Jin decided they should focus on interpreting
the vibrations of The Witness, since maybe they would elucidate the
brain’s methodology. Maybe dissecting the vibrations of The Witness
would compel the brain to confess how communication within it
actually occurred—how the brain actually made a person
a
person
. Maybe the neuroelectrical vibrations of The Witness
would lead them to what every conscious, insightful person
wondered: What makes us tick? What makes us
us
?

“Like that dude on Oprah always says,” Ken
quipped. “You want to find the seat of the soul.”

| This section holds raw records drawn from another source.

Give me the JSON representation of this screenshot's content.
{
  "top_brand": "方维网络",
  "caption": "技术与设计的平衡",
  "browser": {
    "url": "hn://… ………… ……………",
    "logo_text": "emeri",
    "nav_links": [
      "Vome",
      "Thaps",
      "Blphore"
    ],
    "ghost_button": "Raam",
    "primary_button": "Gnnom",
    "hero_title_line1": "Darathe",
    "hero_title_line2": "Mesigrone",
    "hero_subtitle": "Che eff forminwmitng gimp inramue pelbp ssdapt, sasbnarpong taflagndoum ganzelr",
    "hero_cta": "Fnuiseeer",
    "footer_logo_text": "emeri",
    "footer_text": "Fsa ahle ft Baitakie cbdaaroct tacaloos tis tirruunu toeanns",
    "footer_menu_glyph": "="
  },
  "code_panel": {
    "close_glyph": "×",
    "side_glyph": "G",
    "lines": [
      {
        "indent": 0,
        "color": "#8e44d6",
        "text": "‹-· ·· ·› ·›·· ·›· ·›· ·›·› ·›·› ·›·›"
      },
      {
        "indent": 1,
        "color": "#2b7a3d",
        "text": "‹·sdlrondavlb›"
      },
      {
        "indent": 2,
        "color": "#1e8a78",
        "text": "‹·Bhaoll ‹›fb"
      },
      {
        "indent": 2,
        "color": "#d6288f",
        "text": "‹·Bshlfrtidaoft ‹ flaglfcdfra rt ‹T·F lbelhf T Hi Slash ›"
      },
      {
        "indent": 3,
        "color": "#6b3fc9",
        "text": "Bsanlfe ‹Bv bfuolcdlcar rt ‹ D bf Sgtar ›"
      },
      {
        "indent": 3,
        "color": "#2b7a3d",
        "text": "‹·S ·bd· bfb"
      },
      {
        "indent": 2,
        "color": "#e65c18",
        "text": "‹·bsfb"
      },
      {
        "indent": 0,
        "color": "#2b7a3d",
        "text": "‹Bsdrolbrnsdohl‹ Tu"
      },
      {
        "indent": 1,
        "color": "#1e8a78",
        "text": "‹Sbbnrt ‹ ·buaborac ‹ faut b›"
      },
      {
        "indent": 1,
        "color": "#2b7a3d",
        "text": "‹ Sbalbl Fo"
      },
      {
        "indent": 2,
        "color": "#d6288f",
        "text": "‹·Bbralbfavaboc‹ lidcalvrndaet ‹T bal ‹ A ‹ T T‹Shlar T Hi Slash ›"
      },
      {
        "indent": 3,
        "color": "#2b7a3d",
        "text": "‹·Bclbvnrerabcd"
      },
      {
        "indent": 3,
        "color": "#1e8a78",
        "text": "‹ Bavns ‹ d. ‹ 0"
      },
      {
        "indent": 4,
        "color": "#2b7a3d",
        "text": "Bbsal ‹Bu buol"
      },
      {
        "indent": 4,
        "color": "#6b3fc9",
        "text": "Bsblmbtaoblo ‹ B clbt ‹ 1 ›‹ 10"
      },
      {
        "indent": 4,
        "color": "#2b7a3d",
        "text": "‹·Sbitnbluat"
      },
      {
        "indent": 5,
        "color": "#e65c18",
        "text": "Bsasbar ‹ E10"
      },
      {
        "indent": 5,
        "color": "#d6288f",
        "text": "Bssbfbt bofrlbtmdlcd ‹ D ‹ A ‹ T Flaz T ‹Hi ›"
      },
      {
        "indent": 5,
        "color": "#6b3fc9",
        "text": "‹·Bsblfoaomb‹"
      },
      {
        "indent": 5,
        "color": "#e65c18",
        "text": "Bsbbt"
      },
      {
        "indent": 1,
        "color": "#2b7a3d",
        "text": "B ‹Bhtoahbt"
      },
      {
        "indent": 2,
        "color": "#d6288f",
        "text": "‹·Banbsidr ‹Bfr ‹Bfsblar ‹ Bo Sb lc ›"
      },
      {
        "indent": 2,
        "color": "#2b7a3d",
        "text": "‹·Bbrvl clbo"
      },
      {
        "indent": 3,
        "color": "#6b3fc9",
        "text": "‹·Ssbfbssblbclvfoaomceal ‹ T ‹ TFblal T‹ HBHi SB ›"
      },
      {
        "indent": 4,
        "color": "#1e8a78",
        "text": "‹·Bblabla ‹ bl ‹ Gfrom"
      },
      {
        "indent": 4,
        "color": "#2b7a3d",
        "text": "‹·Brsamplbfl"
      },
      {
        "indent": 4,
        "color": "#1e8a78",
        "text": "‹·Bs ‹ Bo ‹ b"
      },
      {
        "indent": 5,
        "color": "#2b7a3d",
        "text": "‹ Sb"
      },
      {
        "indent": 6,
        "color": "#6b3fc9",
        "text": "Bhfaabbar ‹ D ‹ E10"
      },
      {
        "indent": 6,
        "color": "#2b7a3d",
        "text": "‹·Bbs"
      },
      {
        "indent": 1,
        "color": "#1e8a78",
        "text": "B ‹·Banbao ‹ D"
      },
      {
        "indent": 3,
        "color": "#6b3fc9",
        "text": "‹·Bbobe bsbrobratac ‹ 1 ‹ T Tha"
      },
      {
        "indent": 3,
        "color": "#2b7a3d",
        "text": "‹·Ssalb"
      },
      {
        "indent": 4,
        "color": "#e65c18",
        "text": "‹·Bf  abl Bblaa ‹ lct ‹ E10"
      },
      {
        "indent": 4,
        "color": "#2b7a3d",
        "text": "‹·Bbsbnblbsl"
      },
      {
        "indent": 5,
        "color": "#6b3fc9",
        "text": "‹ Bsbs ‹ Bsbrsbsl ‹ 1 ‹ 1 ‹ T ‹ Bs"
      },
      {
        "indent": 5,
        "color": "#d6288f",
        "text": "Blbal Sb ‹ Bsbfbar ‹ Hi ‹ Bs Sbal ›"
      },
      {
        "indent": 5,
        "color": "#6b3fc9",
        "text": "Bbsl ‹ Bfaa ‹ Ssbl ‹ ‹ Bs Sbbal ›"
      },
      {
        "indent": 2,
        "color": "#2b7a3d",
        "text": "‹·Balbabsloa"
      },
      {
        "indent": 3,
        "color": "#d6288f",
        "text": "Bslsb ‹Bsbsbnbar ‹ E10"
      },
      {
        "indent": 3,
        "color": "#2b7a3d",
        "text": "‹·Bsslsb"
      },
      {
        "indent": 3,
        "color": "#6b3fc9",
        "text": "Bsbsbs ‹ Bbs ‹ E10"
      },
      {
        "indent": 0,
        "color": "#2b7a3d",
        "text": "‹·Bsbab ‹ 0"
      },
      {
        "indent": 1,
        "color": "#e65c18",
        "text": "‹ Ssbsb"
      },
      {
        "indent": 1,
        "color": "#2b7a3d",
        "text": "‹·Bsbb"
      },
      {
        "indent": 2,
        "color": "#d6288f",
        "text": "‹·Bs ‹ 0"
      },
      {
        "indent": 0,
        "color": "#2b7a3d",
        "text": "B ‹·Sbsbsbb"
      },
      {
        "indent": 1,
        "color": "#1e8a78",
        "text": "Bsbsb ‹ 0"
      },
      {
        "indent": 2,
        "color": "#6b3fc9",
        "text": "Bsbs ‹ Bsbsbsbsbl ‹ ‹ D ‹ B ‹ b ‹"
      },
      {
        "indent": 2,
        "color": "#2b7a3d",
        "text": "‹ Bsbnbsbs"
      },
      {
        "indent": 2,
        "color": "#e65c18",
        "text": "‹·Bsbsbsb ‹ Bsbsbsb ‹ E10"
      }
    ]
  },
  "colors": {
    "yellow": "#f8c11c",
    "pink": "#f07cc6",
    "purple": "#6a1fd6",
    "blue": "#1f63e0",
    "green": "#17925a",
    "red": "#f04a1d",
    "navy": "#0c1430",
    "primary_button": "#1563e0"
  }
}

Jin didn’t get the joke. Jin seemed perturbed
Ken knew what anyone on Oprah ever said in the entire history of
Oprah. Why would Ken watch Oprah? Well, that was what it looked
like Jin was thinking. That was how it looked to Ken.

 

Jin firmly decided the pair could find what
they were looking for if they examined the current of The Witness
closely enough. Jin firmly decided that if they could decode The
Witness, they could translate the very language of the brain.

They didn’t do either of those things.

However, Jin did discover something.

Looking back, Ken realized that Jin, besides
that
something
, also discovered how to get a bullet put
through his brain.

God Jin, what did they do to you?

 

Long before the bullet, Jin discovered how,
as The Witness vibrated to stimulate the brain into producing
information, the neuroelectrical vibrations of The Witness rippled
outward. As the current spread outward, it continued to vibrate,
even if very faintly. The rippling and vibrating continued until
the person entered a sleep cycle, at which time all neuroelectrical
vibrations of The Witness would slow down into delta brainwaves,
until the ripples and vibrations eventually diffused into
nonexistence. For Jin, the discovery was a complete game changer.
Jin firmly believed it meant that, since traces of those vibrations
remained, their stimulation of the brain could be repeated.